We've seen a good example of this tendency of economic analysts always to be at odds with each other over the last week or so. While half of them are busy warning us about the dangers of runaway price rises, the rest are worrying about - you guessed it - the threat of deflation.
Let's look at inflation first. In recent weeks analysts have been spooked by a sharp rise in the prices of basic foods.
The main factor pushing up prices higher is the severe drought affecting the Midwest of the United States, breadbasket to much of the world.
With farmers warning that the lack of rainfall will seriously damage their most important crops, prices have shot up. As the first chart shows, the prices of wheat and soya bean contracts traded on the Chicago Board of Trade have soared since the beginning of June. The price of corn, or maize as the crop is known across much of the world, has leaped by 61 per cent.
Such big increases will inevitably have a knock-on effect. Increased demand as people shift to less expensive foods is already pushing up rice prices. And with American maize used widely as animal feed, the price of fresh meat is likely to increase sharply over the coming months.
The problem isn't confined to the United States. The Russian government has just downgraded its wheat crop forecasts. Brazil's soya bean crop was damaged by a drought earlier this year. And the failure of the usual monsoon rainfall has pushed up grain prices in India over recent weeks.
As a result, the United Nations' Food and Agriculture Organisation said yesterday that its global food price index rose 6 per cent in July from June's level. Grain prices were up 17 per cent. Annualised, that equates to a 558 per cent increase.

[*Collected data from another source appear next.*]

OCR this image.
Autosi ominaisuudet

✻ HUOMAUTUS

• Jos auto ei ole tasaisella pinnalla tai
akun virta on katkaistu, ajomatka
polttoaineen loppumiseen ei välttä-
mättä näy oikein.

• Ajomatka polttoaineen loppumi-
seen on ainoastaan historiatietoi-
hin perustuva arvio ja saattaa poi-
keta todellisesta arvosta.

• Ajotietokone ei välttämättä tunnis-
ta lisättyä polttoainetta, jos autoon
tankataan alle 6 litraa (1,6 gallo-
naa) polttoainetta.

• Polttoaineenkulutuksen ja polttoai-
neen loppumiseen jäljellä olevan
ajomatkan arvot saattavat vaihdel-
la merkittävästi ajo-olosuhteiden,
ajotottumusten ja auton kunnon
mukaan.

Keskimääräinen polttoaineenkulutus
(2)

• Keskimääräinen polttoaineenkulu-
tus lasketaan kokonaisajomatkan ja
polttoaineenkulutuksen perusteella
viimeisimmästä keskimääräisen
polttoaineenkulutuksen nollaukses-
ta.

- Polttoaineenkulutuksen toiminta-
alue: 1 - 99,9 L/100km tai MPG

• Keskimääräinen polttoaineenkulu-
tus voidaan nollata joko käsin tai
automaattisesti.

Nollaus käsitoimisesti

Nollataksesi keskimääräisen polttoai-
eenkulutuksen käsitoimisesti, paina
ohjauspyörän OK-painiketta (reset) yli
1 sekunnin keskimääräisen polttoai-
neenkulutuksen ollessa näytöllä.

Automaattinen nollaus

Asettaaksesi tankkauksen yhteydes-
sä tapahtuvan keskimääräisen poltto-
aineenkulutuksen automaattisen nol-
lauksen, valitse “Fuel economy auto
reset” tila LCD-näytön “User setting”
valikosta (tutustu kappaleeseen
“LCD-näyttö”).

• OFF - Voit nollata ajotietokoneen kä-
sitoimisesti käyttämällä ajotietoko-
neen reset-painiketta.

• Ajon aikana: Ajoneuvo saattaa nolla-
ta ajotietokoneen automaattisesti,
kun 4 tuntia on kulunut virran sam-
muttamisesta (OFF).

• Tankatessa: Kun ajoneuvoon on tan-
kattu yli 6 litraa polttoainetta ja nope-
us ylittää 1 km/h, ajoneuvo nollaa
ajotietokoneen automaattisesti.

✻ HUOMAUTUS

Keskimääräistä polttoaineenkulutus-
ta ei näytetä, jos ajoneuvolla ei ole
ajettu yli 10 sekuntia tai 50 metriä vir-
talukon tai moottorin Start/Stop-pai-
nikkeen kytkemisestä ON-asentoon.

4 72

No wonder some economists are worried. Last week economists at Spanish bank BBVA said the supply shock was flashing a 'red light for food inflation', while analysts at Bank of America warned that rising food prices threatened China with stagflation: the unholy combination of stagnant growth with rising inflation.
Not everyone shares their concern. Many economists believe the biggest danger is not rising prices but the risk of entrenched global deflation.
Policymakers fear inflation because it wipes out the value of people's savings, while rising food prices can bring angry crowds out onto the streets.
But they are just as scared of deflation, which crushes demand while increasing the real size of debts.
As a result, economists are looking nervously at China, which yesterday announced that the consumer inflation rate dropped to 1.8 per cent last month, down from 6.5 per cent a year earlier.
Even more ominous, the rate of producer price inflation slumped to minus 2.9 per cent, from 7.5 per cent 12 months before.
With China's growth rapidly losing momentum and with the economy plagued by surplus capacity following the investment binge of 2009 and 2010, economists at both Credit Suisse and independent consultancy Lombard Street Research are warning that the country is sliding into a deflationary morass.
Worse, Beijing's attempts to stimulate growth by stepping up investment will only exacerbate the problem, adding to overcapacity and increasing the chances of a debt crisis down the road.
Many analysts believe that most of the rest of the world's major economies are already there. With both Europe and the United States trying to deleverage by paying down debt, demand in developed countries is weak.
As a result, inflation is falling in both the US and the euro zone. The danger now is that further efforts to reduce debt levels will push both of them into deflation. That will add to the real magnitude of their debt burdens, trapping both economies in a downward spiral of falling prices, rising debts and deepening recession.
Of course, it could just turn out that the risk of inflation cancels out the danger of deflation.
But whatever happens, the one thing we can be sure of is that economists will continue to argue about it.